Amid security concerns and limits on his travel, President Obama will nonetheless get to spend time with several members of his extended family when he visits his father’s homeland of Kenya Friday for the first time as sitting president.
The president is expected to enjoy a family reunion of sorts at a state dinner in his honor in Nairobi, and aides say he might have other opportunities to see relatives during the visit. Mr. Obama departed Washington Thursday night on a trip that will also take him to Ethiopia, making him the first U.S. president to visit either country.
“He’s looking forward to the trip and the opportunity to spend some time in private with some of his relatives,” said White House National Security Adviser Susan E. Rice.

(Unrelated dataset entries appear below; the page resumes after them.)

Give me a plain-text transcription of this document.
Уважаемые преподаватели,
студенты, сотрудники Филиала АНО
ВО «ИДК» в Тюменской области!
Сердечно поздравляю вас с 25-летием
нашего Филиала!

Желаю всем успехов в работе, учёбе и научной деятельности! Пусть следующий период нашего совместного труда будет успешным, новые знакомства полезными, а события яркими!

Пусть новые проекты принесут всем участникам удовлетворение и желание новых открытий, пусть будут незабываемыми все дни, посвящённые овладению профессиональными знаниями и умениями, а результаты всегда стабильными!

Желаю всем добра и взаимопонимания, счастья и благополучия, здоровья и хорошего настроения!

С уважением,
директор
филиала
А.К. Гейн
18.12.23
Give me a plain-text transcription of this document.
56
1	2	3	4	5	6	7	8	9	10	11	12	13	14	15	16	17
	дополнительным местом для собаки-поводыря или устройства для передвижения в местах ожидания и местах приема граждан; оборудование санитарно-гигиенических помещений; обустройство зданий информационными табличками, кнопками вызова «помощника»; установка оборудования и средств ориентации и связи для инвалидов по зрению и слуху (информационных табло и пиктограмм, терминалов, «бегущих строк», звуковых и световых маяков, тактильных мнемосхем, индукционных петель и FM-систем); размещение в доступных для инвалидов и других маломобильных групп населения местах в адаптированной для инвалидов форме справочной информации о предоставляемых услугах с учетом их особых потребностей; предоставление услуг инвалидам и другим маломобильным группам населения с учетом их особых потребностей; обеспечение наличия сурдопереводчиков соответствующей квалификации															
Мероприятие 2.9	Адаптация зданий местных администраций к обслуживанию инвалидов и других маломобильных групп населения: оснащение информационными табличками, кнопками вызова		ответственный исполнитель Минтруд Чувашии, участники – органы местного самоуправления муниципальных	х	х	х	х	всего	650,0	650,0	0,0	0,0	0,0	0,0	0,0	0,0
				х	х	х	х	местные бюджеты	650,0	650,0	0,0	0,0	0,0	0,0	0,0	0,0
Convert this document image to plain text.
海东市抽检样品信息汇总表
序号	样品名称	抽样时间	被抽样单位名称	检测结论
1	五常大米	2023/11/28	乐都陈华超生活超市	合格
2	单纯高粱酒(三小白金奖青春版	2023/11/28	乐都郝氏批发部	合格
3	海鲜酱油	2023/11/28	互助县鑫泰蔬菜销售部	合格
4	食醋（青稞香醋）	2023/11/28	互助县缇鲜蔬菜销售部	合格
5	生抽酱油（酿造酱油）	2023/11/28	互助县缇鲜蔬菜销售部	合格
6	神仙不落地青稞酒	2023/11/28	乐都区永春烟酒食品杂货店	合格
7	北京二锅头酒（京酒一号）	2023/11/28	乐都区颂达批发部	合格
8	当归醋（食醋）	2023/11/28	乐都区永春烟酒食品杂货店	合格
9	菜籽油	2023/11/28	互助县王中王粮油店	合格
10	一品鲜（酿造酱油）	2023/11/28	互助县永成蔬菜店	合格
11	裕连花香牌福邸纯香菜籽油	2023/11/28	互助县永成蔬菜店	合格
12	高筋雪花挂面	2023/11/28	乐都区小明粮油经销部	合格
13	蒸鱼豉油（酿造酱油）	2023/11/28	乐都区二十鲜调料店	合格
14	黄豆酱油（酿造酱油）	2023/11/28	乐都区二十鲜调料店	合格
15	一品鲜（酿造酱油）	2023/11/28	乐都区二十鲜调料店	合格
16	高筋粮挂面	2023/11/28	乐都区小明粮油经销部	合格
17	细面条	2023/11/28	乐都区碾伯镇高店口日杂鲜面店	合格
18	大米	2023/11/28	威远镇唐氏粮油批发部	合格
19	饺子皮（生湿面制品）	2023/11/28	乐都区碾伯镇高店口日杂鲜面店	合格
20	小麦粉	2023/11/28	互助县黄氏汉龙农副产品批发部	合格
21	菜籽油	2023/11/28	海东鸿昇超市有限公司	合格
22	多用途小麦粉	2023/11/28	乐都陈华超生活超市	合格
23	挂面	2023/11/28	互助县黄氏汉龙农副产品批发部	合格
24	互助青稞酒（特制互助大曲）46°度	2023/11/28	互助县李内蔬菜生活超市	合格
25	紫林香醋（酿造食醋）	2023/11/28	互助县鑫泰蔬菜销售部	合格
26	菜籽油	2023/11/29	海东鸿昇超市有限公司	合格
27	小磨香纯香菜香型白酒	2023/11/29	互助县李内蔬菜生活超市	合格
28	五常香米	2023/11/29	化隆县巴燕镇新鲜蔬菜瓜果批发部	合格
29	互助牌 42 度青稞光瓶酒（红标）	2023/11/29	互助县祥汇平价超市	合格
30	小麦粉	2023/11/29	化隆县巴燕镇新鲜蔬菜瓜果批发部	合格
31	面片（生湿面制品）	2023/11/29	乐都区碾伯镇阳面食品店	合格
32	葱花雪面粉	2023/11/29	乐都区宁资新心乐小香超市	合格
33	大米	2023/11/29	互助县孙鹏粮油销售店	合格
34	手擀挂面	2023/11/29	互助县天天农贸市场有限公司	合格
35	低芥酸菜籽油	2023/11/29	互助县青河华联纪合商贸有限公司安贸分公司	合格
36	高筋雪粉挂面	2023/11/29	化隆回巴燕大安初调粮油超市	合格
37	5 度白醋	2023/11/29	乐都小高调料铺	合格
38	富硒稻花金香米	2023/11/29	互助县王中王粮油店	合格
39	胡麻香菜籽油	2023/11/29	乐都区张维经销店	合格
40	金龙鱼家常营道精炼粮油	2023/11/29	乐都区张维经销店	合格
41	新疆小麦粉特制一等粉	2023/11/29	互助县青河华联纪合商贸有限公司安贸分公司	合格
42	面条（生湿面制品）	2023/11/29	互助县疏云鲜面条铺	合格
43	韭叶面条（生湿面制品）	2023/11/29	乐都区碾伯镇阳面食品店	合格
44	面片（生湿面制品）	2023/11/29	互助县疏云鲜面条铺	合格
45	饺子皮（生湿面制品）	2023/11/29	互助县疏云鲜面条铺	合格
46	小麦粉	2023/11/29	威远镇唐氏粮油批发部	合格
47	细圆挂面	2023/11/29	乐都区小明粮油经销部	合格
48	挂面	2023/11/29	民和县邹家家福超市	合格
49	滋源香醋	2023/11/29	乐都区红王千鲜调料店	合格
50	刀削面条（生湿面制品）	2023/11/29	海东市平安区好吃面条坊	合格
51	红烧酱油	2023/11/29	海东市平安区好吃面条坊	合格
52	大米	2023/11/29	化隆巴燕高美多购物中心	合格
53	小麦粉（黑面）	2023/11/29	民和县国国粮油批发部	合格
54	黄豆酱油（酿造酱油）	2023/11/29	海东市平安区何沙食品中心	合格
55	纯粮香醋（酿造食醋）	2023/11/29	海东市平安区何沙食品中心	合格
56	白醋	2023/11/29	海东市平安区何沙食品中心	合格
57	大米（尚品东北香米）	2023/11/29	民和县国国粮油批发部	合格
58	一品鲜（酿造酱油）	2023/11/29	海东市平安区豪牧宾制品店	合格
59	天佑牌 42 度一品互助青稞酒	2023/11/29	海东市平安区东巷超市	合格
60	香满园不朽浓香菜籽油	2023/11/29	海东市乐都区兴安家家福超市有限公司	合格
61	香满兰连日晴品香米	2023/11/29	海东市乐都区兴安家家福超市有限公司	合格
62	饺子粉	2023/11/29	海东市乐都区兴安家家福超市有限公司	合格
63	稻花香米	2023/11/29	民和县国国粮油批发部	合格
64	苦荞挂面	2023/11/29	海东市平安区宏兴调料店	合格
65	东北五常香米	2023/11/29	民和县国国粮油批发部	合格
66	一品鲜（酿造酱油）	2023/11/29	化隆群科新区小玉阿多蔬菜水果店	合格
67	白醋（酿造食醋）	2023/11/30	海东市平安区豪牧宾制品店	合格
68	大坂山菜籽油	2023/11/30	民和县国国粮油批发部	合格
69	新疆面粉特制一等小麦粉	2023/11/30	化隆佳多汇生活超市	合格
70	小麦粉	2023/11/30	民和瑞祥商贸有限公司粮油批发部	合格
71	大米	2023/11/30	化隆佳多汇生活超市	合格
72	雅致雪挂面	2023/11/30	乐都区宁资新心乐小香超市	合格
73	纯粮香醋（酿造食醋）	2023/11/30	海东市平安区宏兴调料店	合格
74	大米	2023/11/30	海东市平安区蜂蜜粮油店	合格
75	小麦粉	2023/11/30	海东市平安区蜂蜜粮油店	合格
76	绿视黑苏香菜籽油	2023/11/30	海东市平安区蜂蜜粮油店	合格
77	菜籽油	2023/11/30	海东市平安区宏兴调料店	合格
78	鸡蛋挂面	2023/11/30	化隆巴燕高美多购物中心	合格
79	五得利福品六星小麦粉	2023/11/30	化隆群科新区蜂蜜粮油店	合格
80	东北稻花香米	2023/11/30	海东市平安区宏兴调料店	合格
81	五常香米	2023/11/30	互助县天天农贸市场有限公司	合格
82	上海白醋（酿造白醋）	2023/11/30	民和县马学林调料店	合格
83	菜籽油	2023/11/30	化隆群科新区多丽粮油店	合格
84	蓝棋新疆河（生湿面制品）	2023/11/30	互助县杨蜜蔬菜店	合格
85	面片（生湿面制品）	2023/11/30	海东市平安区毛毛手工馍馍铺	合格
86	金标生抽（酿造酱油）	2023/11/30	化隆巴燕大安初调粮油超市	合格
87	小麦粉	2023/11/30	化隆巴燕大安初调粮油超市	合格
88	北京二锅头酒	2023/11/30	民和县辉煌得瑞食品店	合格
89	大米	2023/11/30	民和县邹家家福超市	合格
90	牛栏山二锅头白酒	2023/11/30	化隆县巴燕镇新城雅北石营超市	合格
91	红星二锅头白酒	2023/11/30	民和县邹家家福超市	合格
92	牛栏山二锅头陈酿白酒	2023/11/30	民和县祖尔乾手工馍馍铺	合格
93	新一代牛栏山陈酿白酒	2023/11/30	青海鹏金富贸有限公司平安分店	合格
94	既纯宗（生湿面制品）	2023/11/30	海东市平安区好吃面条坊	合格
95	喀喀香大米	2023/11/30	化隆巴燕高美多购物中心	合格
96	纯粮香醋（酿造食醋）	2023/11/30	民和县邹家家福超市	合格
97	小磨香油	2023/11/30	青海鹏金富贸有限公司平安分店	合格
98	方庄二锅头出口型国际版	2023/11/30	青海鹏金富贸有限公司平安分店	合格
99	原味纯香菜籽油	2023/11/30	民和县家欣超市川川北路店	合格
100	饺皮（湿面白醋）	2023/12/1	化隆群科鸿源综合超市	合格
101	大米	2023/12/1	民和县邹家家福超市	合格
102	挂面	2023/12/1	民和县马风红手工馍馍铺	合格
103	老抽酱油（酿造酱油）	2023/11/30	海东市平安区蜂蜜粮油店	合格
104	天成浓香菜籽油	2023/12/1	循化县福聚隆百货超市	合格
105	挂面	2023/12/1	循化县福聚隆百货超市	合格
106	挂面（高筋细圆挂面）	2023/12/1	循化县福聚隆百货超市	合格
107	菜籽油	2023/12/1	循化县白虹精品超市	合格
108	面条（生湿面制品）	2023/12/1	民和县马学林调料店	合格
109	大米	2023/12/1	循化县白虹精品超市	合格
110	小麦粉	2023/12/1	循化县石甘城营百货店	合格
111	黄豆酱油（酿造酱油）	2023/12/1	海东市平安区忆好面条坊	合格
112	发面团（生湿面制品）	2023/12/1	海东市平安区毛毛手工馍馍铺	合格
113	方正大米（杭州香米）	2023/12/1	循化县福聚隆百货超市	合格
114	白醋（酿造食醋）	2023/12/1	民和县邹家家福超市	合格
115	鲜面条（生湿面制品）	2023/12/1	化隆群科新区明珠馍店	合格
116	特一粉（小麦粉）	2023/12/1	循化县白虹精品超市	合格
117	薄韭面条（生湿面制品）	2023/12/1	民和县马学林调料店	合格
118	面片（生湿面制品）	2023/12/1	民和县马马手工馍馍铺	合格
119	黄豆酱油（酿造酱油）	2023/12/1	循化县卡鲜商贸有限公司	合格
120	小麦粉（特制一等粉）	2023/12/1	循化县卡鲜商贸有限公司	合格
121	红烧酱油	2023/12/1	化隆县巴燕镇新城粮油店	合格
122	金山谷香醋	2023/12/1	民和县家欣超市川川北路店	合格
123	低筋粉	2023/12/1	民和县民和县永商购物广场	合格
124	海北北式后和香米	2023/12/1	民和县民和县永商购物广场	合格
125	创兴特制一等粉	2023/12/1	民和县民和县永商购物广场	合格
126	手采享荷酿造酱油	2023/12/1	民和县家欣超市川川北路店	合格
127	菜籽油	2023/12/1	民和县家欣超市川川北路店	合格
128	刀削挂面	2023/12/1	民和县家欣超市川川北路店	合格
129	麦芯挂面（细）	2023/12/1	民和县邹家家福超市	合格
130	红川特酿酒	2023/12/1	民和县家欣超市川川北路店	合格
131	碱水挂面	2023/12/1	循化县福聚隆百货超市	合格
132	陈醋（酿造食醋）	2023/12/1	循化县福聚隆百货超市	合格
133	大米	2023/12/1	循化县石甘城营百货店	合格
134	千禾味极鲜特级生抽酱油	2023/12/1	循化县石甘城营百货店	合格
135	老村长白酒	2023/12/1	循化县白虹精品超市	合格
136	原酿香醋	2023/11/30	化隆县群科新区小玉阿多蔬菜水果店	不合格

The president’s father, Barack Obama Sr., was born in Kenya in 1936, when it was still a British colony. Due in part to his father’s life story, the president’s family history is complicated and his relatives are widely dispersed.
After meeting and marrying Stanley Ann Dunham in Hawaii and fathering the future president with her in 1961, the elder Obama returned to Kenya in 1964. He had two sons with another woman, Ruth Baker, and a fourth son with a woman named Jael Otieno in Kenya.
The president’s father died in a car crash in Nairobi in 1982, and the president remembers meeting him only once, at age 10, when his father visited him in Hawaii for about a month.
The president’s grandfather, Hussein Onyango Obama, worked as a cook for a British military officer during World War II. He took the name Hussein when he converted to Islam.
Mr. Obama’s oldest living relative is his stepgrandmother, Sarah Onyango Obama, who is 94 and lives in Kogelo in western Kenya. She was the third wife of Mr. Obama’s grandfather, and is known among locals as “Mama Sarah.” The president calls her “Granny.”
Half-uncle Said Obama, 50, runs a supply business and cybercafe in Kisumu. There’s also a half-uncle named Yusuf, about whom little is known.
In addition, the president has four half-brothers in Kenya — Malik, Abo, Bernard and George — and a half-sister, Auma. Malik Obama ran for political office in Kenya in 2013, but lost the election.
Due to logistics and security concerns, aides said the president won’t visit the village of Kogelo where his father grew up. The village has a population of about 3,000, and got grid electricity only in 2008, and piped water even more recently.
The official reason for Mr. Obama’s visit is to address the Global Entrepreneurship Summit. And while there’s euphoria among Kenyans for his visit, some observers say Mr. Obama needs to bring more to the table than his family roots.
“He needs to earn the Obama mania a little,” said Brian Dooley, an official with Human Rights First who visited Kenya a few weeks ago. “He can’t just turn up and expect to be welcomed as a prodigal son. Some people are not happy that he’s taken so long as president to visit Kenya, and there is some irritation too that Nairobi would essentially be closed down during the time of his visit, that the cellphone network will be suspended, and that traffic will stop. So he needs to, I think, earn a bit of popularity and not take it for granted.”
Jedidah Waruhiu of the National Commission on Human Rights in Kenya urged the president to use his Kenyan ancestry as a platform to call for reforms in the democratic government that’s rife with corruption.
“The problem about corruption is that it has really compromised our security agents, especially in areas that are worsened incidences of terror, particularly in the north, and other organized crime,” she said. “It’s important for the Kenyan people that they see Obama coming home as a son of this country. But more importantly in his homecoming, clearly stand up and speak truth to human rights and principles and values in terms of why democracy is important for this county.”
The president, in a signed op-ed Thursday on the website The Root, which targets a largely black readership, said he planned to do just that.
“Some African nations have made impressive progress on these fronts,” Mr. Obama wrote. “Others have not. My trip will be an opportunity to address these issues candidly, both publicly and privately in my meetings with leaders.”
The president’s ancestral homeland is also dealing with a surge of Islamist terrorism, with al-Shabaab militants largely based in neighboring Somalia posing a constant threat in Kenya, carrying out murderous attacks at a fashionable shopping mall and at a university in the past year. In the past week, the U.S. military has conducted nearly a half-dozen secret airstrikes in Somalia against al Qaeda’s Africa affiliate because U.S. intelligence indicated an attack against Kenyan troops there was imminent, CNN reported, citing defense officials.